今回のダボス会議は欧州安保を討議するセッションが目立つ。17日の冒頭セッション「欧州の防衛」で、口火を切ったポーランドのドゥダ大統領は強調した。「ウクライナへの武器支援がロシアに歯止めをかける」

すでにポーランドはドイツ製の主力戦車「レオパルト2」供与を決めており、欧州の動きを左右するドイツに同調を呼びかけた格好だ。焦点のドイツも態度を軟化させつつあり、ダボス入りしたハベック独経済・気候相は16日夜、供与を容認したいとの考えを記者団に示唆した。

会議には多くのウクライナ要人が参加し、異口同音に継続的な支援を要請した。ゼレンスキー大統領夫人、オレナ・ゼレンスカ氏は17日、「ロシアの侵攻はウクライナ国境を越えてさらに広がる恐れがある」と述べ、欧州全体への脅威だと指摘。ゼレンスキー大統領も18日にオンラインで特別講演をする。

ウクライナを支援しつつ、ロシアの脅威に身構える欧州の防衛コストは膨らむ。米マッキンゼー・アンド・カンパニーの試算によると、欧州諸国の国防費は2026年に21年比65%増となる可能性がある。侵攻がなければ14%増にとどまる見通しだった。

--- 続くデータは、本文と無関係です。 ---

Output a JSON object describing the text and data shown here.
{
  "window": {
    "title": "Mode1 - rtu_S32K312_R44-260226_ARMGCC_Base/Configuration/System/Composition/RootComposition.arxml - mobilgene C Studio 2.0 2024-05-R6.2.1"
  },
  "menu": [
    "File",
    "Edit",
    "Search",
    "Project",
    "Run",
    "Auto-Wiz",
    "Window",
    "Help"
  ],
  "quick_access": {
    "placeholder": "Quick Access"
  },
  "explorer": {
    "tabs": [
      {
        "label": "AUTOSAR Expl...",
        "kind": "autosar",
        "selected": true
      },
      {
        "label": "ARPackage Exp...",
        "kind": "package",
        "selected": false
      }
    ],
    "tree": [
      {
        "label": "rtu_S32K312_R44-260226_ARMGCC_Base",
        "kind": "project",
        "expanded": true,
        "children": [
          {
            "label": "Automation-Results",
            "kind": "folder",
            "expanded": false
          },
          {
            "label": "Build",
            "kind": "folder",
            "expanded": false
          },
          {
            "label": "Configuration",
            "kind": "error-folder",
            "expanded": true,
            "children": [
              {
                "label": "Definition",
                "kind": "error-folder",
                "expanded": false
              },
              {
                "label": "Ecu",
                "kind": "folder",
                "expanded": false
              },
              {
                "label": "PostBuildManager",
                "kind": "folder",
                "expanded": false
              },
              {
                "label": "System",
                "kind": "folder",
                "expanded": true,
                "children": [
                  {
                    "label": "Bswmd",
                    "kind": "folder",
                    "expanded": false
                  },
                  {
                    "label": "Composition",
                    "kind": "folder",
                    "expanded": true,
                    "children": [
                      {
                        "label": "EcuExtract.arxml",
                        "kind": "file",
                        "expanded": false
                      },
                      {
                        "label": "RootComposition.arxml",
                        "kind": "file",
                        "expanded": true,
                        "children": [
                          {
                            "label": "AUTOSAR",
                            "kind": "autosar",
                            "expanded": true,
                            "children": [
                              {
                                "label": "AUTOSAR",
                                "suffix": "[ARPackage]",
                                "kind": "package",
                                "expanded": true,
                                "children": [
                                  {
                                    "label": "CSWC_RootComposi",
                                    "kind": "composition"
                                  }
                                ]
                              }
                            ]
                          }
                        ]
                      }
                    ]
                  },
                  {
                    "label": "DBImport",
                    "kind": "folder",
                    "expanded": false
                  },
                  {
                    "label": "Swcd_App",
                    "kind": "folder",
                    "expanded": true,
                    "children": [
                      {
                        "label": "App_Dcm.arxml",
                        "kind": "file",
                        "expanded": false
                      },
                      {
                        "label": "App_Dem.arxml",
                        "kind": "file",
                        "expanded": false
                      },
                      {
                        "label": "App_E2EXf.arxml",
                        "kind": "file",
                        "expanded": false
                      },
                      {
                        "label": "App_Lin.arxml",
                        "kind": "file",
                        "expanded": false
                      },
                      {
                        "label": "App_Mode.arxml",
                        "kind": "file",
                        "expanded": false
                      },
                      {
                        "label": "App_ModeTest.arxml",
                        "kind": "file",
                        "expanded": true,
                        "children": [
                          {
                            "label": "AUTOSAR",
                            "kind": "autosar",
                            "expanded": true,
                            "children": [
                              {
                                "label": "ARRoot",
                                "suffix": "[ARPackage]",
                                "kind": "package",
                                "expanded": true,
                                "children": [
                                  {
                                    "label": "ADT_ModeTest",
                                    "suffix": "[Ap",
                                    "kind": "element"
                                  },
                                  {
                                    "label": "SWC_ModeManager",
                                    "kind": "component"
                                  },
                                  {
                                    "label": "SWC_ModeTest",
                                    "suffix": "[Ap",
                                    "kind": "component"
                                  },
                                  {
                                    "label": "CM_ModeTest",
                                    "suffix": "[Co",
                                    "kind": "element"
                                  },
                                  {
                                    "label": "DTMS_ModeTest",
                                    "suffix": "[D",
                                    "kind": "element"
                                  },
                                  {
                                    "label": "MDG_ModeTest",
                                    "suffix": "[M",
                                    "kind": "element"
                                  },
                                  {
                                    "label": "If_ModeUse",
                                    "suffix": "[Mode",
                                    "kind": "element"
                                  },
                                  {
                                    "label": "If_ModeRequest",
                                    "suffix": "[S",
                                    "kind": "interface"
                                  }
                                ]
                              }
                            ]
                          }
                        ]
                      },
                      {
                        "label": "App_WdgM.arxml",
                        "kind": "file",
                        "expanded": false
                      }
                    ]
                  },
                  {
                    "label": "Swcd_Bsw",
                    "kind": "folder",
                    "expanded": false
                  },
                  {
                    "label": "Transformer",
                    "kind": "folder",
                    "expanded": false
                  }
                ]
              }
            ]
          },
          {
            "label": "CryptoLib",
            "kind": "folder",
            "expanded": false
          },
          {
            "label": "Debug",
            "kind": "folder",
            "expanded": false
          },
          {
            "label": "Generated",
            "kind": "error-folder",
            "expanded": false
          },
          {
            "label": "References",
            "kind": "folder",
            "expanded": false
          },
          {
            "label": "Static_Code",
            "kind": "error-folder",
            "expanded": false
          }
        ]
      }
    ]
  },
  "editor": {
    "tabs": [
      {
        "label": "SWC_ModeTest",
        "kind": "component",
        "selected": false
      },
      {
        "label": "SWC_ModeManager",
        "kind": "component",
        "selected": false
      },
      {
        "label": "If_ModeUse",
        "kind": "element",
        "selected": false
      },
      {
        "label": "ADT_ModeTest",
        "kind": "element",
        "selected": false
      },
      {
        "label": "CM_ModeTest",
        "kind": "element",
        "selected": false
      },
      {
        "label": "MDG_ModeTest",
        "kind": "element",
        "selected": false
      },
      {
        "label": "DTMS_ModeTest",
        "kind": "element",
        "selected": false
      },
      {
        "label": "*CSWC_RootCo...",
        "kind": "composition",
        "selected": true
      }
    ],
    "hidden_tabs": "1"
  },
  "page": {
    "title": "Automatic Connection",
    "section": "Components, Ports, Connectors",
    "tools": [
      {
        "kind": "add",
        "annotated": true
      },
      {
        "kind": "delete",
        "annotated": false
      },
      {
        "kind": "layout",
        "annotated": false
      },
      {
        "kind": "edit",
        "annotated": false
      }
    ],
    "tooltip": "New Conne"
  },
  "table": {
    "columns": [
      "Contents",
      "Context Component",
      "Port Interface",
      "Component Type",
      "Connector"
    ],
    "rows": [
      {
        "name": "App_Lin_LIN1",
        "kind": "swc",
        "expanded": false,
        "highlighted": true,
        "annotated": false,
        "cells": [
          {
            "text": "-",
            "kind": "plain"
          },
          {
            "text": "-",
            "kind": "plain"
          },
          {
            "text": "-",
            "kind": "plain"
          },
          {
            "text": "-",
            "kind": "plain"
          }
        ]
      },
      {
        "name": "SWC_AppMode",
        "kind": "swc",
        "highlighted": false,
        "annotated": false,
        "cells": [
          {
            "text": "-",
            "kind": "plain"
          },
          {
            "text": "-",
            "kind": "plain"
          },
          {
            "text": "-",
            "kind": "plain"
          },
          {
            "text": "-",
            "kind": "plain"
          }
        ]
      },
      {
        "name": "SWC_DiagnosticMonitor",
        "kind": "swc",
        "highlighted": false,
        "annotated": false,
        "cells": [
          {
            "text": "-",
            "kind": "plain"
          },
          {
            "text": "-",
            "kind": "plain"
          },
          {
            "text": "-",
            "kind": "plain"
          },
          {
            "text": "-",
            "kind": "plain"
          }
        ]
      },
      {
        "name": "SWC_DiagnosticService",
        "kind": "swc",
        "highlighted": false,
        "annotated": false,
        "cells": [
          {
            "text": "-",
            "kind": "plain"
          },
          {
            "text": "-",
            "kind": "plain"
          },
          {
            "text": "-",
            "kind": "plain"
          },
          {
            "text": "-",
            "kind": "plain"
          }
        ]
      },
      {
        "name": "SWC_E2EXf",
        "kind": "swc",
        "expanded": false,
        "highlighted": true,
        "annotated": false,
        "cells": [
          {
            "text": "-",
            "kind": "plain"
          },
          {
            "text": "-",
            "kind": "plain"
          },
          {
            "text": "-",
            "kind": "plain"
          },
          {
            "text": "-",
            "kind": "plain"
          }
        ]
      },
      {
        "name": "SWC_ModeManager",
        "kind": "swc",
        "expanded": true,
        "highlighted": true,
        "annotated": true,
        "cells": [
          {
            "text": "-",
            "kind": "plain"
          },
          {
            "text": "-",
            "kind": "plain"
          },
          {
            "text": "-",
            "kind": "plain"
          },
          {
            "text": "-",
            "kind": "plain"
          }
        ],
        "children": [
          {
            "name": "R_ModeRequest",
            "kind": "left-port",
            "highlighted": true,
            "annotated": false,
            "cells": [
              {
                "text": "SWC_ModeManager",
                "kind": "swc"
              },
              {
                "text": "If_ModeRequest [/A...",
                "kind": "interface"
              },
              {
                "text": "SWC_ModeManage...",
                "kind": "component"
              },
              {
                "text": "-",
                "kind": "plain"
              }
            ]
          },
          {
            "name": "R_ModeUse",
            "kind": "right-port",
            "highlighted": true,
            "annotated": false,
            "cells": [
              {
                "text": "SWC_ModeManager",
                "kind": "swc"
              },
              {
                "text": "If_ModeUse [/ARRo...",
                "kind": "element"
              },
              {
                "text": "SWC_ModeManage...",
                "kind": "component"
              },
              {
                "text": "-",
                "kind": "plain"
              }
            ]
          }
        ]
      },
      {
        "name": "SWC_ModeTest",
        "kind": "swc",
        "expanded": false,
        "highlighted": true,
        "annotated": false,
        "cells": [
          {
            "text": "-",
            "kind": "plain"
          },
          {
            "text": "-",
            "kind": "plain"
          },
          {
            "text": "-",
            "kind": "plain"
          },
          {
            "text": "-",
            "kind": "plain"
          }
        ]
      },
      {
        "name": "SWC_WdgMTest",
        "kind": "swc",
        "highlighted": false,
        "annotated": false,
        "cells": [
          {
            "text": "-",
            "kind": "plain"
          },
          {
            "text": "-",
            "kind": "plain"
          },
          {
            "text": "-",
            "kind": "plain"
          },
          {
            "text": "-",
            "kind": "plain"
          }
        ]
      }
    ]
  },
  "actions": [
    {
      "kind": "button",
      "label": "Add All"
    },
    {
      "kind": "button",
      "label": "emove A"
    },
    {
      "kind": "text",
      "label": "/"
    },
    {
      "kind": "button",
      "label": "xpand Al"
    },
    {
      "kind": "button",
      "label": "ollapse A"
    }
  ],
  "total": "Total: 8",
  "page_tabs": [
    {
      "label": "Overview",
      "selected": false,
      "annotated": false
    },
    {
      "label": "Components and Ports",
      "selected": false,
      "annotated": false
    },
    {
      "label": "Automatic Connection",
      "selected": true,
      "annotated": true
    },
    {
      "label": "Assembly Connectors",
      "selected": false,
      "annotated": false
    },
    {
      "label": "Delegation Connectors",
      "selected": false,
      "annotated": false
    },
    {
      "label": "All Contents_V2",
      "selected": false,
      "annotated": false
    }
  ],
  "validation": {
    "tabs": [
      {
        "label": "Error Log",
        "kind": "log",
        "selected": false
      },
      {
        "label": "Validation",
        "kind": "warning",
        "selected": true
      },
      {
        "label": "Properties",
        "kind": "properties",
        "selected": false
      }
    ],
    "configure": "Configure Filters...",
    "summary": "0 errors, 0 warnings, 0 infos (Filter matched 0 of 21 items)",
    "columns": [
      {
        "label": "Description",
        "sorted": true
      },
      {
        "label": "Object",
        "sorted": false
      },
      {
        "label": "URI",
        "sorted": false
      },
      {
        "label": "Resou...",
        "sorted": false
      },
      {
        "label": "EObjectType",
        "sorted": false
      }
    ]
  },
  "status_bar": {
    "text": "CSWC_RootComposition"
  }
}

北大西洋条約機構(NATO)加盟国のうち、国防費が国内総生産(GDP)比2%に達していたのは14年時点で3カ国だったが、22年は9カ国に増えた。いまは未達のドイツなども予算を増やすと表明済みだ。

軍事面でロシアに備える一方、エネルギーの脱ロシアは加速する。「欧州での戦争、2年目に」がテーマのパネルディスカッションで、フィンランドのマリン首相は「エネルギー戦争ともいえる状況」と述べ、経済を過度に強権国家に依存すべきではないとの認識を示した。

今回のダボス会議にロシア代表団は参加せず、欧州を軸に西側諸国が結束をアピールする場になった。「ロシアの攻撃やエネルギー高騰でも我々の決意は揺らがなかった」と欧州連合(EU)のフォンデアライエン欧州委員長は胸を張った。

高いコストを払ってでもロシアを含めた強権国家と対峙すべきだという欧州。弱みはある。停戦は遠く、戦争は長期化する見通しだ。「戦時モード」というだけでインフレなどで貯蓄がむしばまれる国民を納得させられるのか。

「西側諸国はエネルギー高騰で疲弊する可能性がある」とリトアニアのナウセーダ大統領は警鐘を鳴らす。

ロシアへの制裁網に加わっていないグローバルサウス(南半球を中心とする途上国)との連携も不十分だ。会議にはインドや南米からの参加者が目立ったが、ウクライナ支援ばかりに目を向ける欧州に不満も漏れた。「気候変動対応について投資が足りない。アマゾンの熱帯林を保護する責任は我々だけのものではない」とブラジルのシルバ環境・気候変動相は語った。』